Alberto Caparrós - Crónicas sabáticas

Autodestrucción valenciana

«El carácter autodestructivo valenciano va más allá del fútbol y se extiende a la política»

Alberto Caparrós
VALENCIAActualizado:

A los valencianos de bien se nos quedó la cara de tontos cuando asistimos sin solución de continuidad a la pérdida de la CAM, Bancaja y el Banco de Valencia y al cierre de Canal 9 mientras que, en paralelo, el resto de autonomías españolas conservaban sus sectores financieros y sus televisiones públicas.

A los valencianos que, además, somos valencianistas tampoco nos llegó la camisa al cuello cuando percibimos que la siguiente entidad en sumarse a la lista negra de esa aciaga etapa de nuestra historia contemporánea iba a ser el Valencia Club de Fútbol.

Acuciado por las deudas contraídas con una entidad nacionalizada y rescatada por fondos públicos como Bankia, el Valencia Club de Fútbol, a la sazón la institución con mayor masa social de la Comunidad Valenciana, zozobraba hasta el punto de que muchos temimos por su desaparición.

Los empresarios que critican que el VCF esté en manos extranjeras son los mismos que fueron incapaces de que no se perdiera el Banco de Valencia

Llegó entonces Peter Lim.
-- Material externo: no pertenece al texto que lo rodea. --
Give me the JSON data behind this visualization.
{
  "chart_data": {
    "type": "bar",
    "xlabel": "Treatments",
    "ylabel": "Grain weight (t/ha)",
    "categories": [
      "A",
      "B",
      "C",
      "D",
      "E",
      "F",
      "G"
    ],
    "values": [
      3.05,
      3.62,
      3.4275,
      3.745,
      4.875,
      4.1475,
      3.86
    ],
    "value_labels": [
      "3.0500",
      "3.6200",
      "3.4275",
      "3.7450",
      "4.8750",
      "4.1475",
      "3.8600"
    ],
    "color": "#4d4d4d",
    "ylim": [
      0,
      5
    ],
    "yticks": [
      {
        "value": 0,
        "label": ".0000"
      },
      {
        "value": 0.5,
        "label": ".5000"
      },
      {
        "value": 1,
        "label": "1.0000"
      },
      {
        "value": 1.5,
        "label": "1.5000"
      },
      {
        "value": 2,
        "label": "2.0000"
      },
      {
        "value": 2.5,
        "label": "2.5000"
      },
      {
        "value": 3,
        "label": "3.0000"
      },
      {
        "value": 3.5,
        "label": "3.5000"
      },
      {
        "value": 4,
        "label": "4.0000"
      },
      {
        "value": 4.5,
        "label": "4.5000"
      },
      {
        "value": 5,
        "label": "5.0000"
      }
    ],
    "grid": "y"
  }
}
Admito que, como aficionado y abonado, ni me apasionó ni me apasiona que la mayoría accionarial de mi equipo esté en manos de un inversor de Singapur y que las decisiones se tomen a miles de kilómetros de Valencia. Pero lo cierto es que se han disipado las dudas sobre la viabilidad del club que, además, suma éxitos deportivos. Las dos últimas temporadas se ha clasificado para la Champions y volverá a llevar el nombre de la ciudad por toda Europa en la principal competición continental. Como colofón, el pasado 25 de mayo sumó un nuevo título a sus vitrinas tras una sequía de once años. Y no fue cualquier cosa. Campeón de la Copa del Rey ante el Fútbol Club Barcelona de Lionel Messi.
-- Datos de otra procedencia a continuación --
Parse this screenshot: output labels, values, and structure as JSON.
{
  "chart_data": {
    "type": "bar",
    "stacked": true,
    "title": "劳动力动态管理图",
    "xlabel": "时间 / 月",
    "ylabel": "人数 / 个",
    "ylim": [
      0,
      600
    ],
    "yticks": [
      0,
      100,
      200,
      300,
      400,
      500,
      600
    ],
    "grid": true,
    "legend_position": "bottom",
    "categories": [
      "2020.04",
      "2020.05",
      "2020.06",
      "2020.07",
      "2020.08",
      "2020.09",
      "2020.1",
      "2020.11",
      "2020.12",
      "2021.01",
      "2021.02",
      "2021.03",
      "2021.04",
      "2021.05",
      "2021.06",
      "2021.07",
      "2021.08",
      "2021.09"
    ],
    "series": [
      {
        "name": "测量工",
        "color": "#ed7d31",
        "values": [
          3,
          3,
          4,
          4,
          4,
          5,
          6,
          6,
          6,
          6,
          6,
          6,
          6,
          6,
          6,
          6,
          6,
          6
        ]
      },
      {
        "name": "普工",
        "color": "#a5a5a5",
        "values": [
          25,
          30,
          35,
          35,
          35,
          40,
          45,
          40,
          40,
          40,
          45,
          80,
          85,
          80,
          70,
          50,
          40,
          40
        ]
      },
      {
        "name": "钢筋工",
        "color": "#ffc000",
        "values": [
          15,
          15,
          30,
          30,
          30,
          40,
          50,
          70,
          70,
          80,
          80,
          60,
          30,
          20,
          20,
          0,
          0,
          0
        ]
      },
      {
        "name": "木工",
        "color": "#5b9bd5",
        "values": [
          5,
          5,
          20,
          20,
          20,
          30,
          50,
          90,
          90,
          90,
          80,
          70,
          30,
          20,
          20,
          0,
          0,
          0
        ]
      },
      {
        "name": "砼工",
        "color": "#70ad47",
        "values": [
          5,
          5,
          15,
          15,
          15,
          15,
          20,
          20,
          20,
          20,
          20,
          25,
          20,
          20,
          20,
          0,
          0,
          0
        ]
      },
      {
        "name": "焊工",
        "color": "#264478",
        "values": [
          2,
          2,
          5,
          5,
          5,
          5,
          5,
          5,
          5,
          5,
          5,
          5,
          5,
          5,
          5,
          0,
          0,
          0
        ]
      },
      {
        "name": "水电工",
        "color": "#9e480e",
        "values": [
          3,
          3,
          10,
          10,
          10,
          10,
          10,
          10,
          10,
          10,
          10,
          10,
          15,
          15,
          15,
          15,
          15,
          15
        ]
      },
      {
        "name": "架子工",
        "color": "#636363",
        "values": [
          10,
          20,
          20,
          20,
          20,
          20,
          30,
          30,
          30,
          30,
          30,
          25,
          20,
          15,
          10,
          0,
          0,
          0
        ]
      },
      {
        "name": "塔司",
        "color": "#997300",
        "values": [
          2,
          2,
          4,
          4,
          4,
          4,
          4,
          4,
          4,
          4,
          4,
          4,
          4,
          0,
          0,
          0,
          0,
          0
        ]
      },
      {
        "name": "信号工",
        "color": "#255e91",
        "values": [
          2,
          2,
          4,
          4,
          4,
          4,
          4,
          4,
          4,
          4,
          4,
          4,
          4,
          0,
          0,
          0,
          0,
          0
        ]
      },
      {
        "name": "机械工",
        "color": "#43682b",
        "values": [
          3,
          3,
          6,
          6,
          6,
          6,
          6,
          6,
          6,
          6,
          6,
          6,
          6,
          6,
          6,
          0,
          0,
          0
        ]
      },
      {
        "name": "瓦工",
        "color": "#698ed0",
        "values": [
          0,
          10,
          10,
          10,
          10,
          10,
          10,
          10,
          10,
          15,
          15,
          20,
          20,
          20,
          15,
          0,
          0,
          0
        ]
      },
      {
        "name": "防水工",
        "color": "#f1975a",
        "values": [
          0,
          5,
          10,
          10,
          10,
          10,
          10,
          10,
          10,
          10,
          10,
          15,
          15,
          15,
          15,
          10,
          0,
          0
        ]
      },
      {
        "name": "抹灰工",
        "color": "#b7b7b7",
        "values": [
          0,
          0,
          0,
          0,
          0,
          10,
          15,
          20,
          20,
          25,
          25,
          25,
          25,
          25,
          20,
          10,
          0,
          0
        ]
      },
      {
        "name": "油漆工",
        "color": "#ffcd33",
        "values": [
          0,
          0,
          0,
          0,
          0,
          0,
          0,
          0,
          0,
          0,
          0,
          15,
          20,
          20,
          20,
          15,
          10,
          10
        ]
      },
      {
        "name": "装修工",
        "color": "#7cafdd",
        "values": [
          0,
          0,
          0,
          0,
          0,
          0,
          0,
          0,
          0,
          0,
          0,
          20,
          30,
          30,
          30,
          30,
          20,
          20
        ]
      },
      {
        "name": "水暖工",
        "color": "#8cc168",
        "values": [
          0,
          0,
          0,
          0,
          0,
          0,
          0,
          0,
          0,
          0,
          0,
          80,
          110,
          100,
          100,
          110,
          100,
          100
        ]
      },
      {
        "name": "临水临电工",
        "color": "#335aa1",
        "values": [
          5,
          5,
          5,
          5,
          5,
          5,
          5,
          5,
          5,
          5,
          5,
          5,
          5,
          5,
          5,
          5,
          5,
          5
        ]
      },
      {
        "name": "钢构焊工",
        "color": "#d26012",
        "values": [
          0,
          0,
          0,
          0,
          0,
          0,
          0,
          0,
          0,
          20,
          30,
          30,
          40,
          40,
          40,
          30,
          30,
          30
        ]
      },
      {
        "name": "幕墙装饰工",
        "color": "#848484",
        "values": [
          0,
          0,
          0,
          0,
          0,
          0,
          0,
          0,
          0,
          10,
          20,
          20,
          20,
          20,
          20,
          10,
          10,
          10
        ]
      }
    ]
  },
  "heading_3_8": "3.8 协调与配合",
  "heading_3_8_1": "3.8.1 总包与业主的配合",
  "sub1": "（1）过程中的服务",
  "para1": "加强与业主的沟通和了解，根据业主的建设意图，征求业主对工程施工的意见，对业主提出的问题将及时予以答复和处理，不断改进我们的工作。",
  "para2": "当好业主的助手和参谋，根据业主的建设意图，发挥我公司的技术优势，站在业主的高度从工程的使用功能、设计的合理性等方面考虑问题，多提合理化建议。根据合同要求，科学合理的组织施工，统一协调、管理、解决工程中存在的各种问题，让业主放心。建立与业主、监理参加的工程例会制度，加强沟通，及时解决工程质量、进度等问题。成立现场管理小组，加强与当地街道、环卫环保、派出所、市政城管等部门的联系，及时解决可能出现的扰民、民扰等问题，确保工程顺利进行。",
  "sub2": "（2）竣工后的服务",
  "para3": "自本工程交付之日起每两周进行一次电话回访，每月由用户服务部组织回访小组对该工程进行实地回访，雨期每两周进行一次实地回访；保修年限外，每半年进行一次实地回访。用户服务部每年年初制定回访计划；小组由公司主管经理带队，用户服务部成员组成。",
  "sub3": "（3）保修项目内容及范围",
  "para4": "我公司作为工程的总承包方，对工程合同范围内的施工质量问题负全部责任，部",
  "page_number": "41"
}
Imagen de un ninot que representaba a Peter Lim junto al escudo del Valencia Club de Fútbol
Imagen de un ninot que representaba a Peter Lim junto al escudo del Valencia Club de Fútbol - ABC

Sin embargo, los valencianistas, en lugar de paladear las mieles del triunfo, hemos quemado la falla de la temporada anterior, con la Copa incluída, y estamos enfurruñados desde entonces porque no parecemos comulgar con las decisiones en materia de fichajes de Peter Lim, olvidando que es el dueño del ochenta por ciento de unas acciones que los valencianos no supimos retener. Al igual que sucedió con el Banco de Valencia, antigua joya de la corona de nuestra burguesía local y hoy diluido en Caixabank.

Los empresarios que ahora critican que el Valencia Club de Fútbol esté en manos extranjeras son los mismos que fueron incapaces de que el Banco de Valencia continuara siendo valenciano.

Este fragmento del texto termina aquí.